From: Exit Staff
Rama  Complains to Forbes France about Not Being Understood in Albania

Prime Minister Edi Rama has complained to Forbes about not being understood by Albanians, despite his “patient” attempts to “educate” them and explain his work as the country’s leader.

In an interview published on Tuesday on Forbes in French language, when he was asked about his relationship with power, Rama spoke of the “leader’s solitude”, suggesting that he finds himself not understood even by his collaborators.

Rama said he received less criticism and awards when he was the mayor of Tirana but things have changed since then.    

“As Prime Minister, I am more exposed to unpopularity because it’s about launching structural reforms at national level. You have to be very educational and patient while you explain the merits of your action. Finally, I will borrow another quote from President Mitterrand who rightly spoke of ‘the leader’s solitude’. It was true yesterday, and it still is today,” Rama told journalist Sabah Kemel Kaddouri of Forbes France.

He said that his government’s success with the management of the coronavirus lies in his decision to introduce lockdown measures in March 2020, before other countries did so.
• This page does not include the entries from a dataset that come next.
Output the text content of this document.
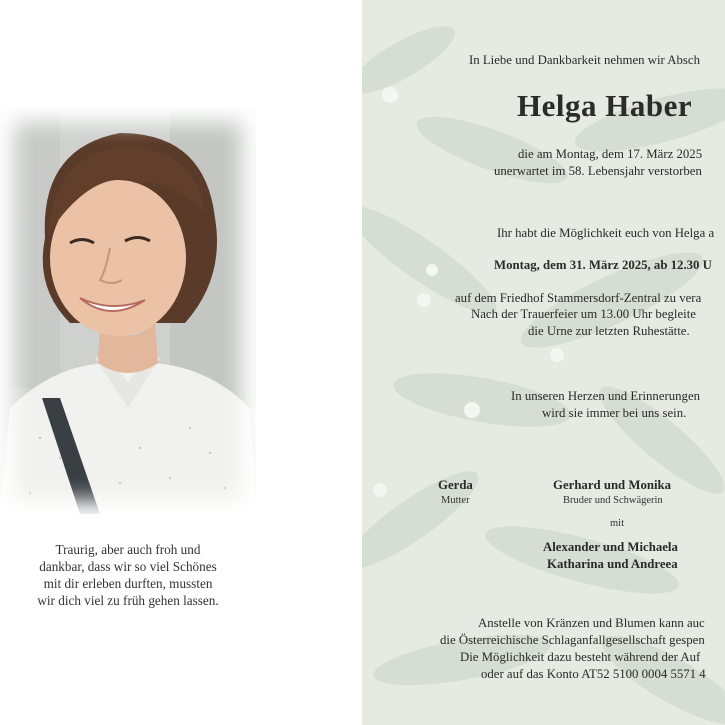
Traurig, aber auch froh und
dankbar, dass wir so viel Schönes
mit dir erleben durften, mussten
wir dich viel zu früh gehen lassen.
In Liebe und Dankbarkeit nehmen wir Absch
Helga Haber
die am Montag, dem 17. März 2025
unerwartet im 58. Lebensjahr verstorben
Ihr habt die Möglichkeit euch von Helga a
Montag, dem 31. März 2025, ab 12.30 U
auf dem Friedhof Stammersdorf-Zentral zu vera
Nach der Trauerfeier um 13.00 Uhr begleite
die Urne zur letzten Ruhestätte.
In unseren Herzen und Erinnerungen
wird sie immer bei uns sein.
Gerda
Mutter
Gerhard und Monika
Bruder und Schwägerin
mit
Alexander und Michaela
Katharina und Andreea
Anstelle von Kränzen und Blumen kann auc
die Österreichische Schlaganfallgesellschaft gespen
Die Möglichkeit dazu besteht während der Auf
oder auf das Konto AT52 5100 0004 5571 4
He added that the financial support for the unemployed and businesses, as well as the tourism season helped the economy stand the crisis.

Regarding Albania’s progress in the EU accession, Rama spoke of “a very complicated context at the global and European level.”

The Albanian Prime Minister supported French President Emmanuel Macron’s push for reforms within the EU, as well as his ambition to make France a “Start-Up Country”. Rama added that his own policies also aim at making Albania a country for entrepreneurs, illustrating his government’s work with the e-Albania platform where businesses can report wrongdoings by public administration officials.

“We support start-ups through various tools like the digital platform dedicated to them. In this space, entrepreneurs can directly report bureaucratic wrongdoing to the government. We focus on the transparency of political and public life but also on the digitalization of professional and private procedures.”  

Asked about his beginnings as a politician, in front of his current “excellent results” in reducing the number of the unemployed, and his more general “very ambitious policy for the country”, Rama explained that he is engaged in politics by  accident.

“I am a politician by accident! My life as an artist-painter and teacher at the Fine Arts has always fulfilled me, so that I never had the ambition to exercise the profession of governor! Being in an office all day long with incessant calls and messages was certainly not my primary vocation. But life often has other plans for you. I hesitated for a long time before entering politics when I was offered a ministerial post.”

Rama then concluded that it is “the greatest possible honor” for him to lead Albania.